If you decide to rent out the property, this could bring in a steady income that can be shared between the siblings. And if the property market is not buoyant, and no-one is desperate for the money, then renting can be a good solution. Don’t forget to factor in any maintenance and refurbishments as well as letting agents’ costs, plus the fact that any profits made from renting out the property will be subject to income tax.
Preparing for sale
The decision to sell an inherited property can be an emotional and difficult experience after the death of a loved one. Some people prefer to just get on with it regardless of whether they get the market price, while others find it hard to let go of a house filled with happy memories and mementoes.
Clearing out the house is a necessary step, whichever way you decide to go. Make sure that you discuss with your family what to do with Grandma’s things – it’s surprising which objects may hold sentimental value for others. If you choose to instruct a house clearance company, be warned that most operators won’t tell you if there are valuables, preferring to pocket the profits themselves. A better solution is to instruct a company that will “visit to determine the value of any items that can be resold and then offset this against items that incur a disposal charge at the commercial tip, passing the savings onto the customer.” – (Samco Services)

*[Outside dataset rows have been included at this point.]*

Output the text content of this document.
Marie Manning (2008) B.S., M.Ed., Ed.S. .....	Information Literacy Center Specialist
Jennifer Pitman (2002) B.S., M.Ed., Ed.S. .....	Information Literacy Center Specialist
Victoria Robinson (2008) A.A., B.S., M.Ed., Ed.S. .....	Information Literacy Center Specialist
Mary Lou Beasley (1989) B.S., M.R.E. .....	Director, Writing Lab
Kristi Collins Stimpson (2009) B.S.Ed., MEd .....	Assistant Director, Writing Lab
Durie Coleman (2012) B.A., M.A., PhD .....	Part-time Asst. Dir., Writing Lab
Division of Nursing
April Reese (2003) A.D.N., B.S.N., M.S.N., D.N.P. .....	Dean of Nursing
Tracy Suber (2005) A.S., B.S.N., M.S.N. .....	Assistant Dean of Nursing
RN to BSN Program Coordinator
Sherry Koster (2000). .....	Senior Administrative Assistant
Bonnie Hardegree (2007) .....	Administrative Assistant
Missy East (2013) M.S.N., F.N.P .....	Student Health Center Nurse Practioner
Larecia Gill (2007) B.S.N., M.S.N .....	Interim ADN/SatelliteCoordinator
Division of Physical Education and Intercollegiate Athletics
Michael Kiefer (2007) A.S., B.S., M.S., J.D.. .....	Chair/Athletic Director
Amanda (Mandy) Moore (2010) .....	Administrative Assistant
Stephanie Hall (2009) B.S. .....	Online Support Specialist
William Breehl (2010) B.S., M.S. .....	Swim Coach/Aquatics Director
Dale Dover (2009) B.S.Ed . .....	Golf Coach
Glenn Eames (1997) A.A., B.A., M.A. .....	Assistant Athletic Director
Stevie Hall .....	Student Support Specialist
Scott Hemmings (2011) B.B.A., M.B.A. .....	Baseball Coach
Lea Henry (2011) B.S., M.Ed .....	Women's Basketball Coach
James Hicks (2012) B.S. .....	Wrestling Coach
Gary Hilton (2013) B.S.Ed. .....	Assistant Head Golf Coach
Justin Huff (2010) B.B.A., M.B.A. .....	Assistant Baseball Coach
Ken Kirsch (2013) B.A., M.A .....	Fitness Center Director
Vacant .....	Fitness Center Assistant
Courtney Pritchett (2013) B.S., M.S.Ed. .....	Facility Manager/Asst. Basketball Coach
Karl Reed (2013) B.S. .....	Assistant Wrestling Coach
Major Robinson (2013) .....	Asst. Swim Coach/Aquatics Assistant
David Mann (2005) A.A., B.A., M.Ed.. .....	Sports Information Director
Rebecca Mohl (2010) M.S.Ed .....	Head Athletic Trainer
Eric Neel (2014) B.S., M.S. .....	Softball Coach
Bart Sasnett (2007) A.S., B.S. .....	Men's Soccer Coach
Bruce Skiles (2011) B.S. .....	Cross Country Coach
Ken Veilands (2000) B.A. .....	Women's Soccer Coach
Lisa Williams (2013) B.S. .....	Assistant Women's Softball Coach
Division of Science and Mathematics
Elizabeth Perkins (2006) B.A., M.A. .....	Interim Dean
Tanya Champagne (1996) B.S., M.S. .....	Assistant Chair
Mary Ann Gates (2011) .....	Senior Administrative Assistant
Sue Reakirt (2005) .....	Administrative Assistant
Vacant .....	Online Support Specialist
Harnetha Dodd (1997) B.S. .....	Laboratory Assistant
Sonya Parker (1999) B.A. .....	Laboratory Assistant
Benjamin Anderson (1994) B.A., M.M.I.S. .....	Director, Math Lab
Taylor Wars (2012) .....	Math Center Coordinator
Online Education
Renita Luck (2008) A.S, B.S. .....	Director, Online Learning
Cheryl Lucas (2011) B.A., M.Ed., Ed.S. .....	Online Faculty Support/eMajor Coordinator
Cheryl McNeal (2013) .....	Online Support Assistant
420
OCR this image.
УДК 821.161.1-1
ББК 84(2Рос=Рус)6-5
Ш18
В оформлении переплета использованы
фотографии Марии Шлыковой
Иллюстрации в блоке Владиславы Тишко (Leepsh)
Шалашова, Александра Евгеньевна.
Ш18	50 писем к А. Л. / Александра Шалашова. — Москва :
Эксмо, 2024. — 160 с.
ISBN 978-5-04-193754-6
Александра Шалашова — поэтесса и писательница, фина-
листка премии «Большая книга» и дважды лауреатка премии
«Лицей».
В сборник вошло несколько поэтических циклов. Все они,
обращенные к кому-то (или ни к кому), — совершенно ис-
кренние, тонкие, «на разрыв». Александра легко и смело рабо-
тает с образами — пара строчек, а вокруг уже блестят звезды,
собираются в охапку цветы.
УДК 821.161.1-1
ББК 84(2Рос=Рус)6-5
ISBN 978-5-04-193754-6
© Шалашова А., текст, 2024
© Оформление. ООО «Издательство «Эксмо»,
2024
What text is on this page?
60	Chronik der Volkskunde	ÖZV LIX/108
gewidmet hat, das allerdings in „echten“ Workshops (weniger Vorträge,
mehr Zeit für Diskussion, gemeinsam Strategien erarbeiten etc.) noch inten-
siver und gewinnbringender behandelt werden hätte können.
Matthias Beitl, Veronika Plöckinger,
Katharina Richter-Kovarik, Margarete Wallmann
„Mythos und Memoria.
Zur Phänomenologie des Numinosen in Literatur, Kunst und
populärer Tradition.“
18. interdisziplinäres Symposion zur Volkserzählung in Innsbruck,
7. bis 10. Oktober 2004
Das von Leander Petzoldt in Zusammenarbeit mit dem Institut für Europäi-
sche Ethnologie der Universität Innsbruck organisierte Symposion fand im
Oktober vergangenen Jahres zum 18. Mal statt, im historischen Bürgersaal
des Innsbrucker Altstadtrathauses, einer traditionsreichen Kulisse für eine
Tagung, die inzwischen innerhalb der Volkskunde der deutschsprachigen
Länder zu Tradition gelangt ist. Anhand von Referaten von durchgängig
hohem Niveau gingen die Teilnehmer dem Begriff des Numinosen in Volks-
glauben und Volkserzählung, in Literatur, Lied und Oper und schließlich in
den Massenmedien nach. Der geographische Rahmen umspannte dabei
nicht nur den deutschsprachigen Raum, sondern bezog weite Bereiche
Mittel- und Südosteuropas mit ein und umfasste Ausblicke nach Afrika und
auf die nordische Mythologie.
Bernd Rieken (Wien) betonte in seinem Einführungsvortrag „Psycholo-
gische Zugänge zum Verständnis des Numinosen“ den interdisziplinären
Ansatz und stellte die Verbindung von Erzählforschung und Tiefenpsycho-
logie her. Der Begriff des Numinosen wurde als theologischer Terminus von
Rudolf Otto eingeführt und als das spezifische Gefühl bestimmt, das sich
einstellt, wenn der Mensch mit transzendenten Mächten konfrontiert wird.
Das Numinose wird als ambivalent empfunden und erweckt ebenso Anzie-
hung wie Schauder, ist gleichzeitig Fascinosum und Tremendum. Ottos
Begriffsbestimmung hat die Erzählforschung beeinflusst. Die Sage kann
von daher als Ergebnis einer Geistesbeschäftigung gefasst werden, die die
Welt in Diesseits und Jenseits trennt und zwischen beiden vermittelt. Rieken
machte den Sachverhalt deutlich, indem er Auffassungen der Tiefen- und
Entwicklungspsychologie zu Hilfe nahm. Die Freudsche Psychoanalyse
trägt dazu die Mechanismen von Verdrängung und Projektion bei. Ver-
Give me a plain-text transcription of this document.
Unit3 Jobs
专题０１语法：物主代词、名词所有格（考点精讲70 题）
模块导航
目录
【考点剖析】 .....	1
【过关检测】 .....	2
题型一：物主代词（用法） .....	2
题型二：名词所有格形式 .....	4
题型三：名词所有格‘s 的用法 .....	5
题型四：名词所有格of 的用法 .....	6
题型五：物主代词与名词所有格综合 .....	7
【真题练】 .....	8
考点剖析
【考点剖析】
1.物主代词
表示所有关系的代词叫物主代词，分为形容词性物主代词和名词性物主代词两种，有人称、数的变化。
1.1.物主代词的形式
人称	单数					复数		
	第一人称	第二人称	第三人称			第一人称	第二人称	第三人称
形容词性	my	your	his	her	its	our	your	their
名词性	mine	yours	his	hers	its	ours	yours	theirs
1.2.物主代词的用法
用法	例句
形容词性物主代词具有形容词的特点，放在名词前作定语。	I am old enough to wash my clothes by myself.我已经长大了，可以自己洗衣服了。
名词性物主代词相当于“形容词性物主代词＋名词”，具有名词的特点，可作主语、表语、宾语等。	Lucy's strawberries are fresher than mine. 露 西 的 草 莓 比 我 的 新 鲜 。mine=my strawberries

Next comes the questions of redecorating. Many inherited properties were lived in by the same person for a long time. They may have been adapted for mobility or disability requirements such as bathroom rails or stair lifts, or simply be hopelessly outdated for the demands of modern living.
When thinking about renovating, decide whether it’s worth doing]. Would you recoup the outlay? Would it be better to achieve a quick sale ‘as is’? If you do decide to make improvements, focus on where you can make the greatest impact for the least money and time spent. A good clear out, new coat of paint in neutral colours and taking out old-fashioned threadbare carpets can make a world of difference. Tidy up the garden, jet wash the drive and get the windows cleaned, so that light can stream in.
Dealing with probate property for sale can seem like a never ending task. But if you commit time to getting all the paperwork in order, clear out the home and make it look appealing, there’s no reason why a competent estate agent shouldn’t be able to achieve a sale within a reasonable time frame for you.